Hacker News new | ask | show | jobs
by andy99 818 days ago
This is only a made-up issue for a few that are looking for something to criticize. Almost nobody cares, in the sense that appears to be meant here about "ownership" of the training data. Any this unfortunately hampers research and understanding of models because companies are reluctant to talk about training lest the trolls start jumping on. We're all worse off because of this.
2 comments

Is it really so hard to imagine that someone might not like the idea of their work being used to train a machine to imitate their work with no compensation to them? And that machine is then instead used to benefit the shareholders of large corporations?

The position that this is a made-up issue when there are multiple large pending lawsuits about exactly this thing is pretty bizarre.

What a short-sighted view.

Having open access to the training data is how you prevent poisoning/biasing of the dataset. People complaining about bad data in the dataset improve the quality of the dataset. That's in addition to the benefit of creators being labeled in the dataset.

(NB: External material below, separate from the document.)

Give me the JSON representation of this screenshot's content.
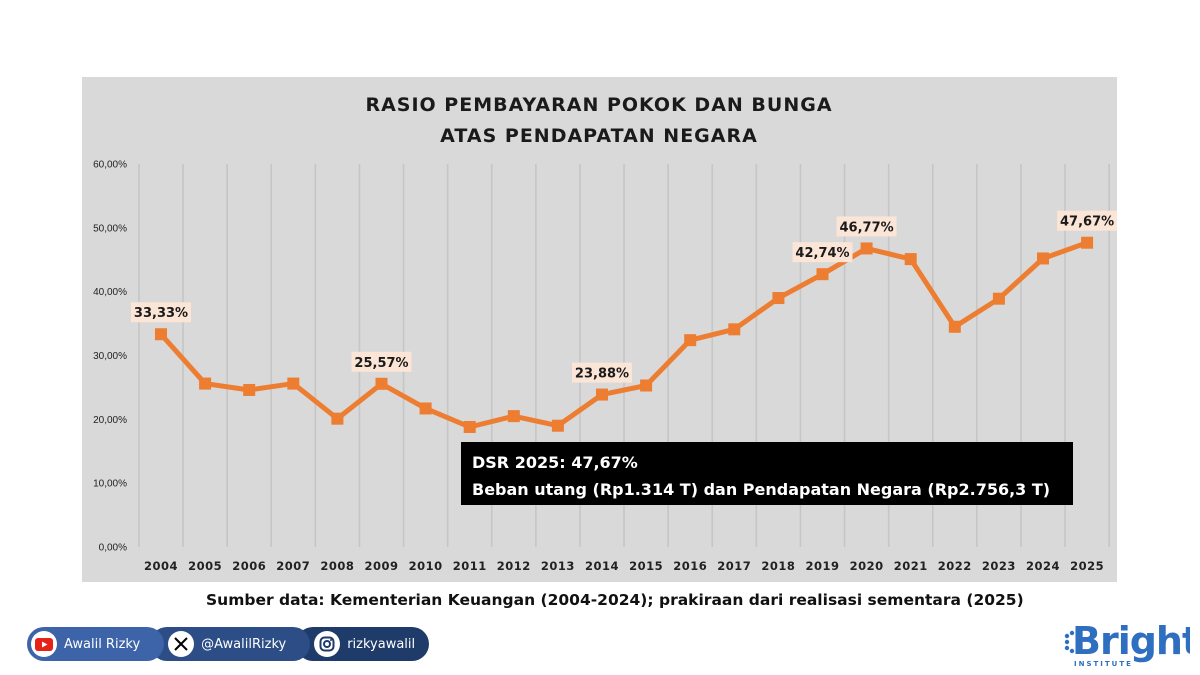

Hiding the data from public view seems to only helps nefarious actors.

Pretty sure we're saying the same thing
> Any this unfortunately hampers research and understanding of models because companies are reluctant to talk about training lest the trolls start jumping on

Respecting artists and being open about training data should go hand in hand. That companies feel the need to hide the training data from public scrutiny should immediately be suspect.

It seems like you are saying no one cares about copyright, I inform you that is not the case. I disagree with (most current forms of) copyright, but I do respect artists and their need to feed themselves. Proper attribution, and labeling and scrutiny of the dataset is imperative.

>This is only a made-up issue for a few that are looking for something to criticize. Almost nobody cares, in the sense that appears to be meant here about "ownership" of the training data

So it's not just 'trolls' that want the data to be open and labeled, is my point. If the companies are hurting artists ('s economic output), that should be examined and fixed (stopped and reattuned attention of said companies).

'trolling (bothering)' a company to be 'good (not against human interests)' isn't a bad thing.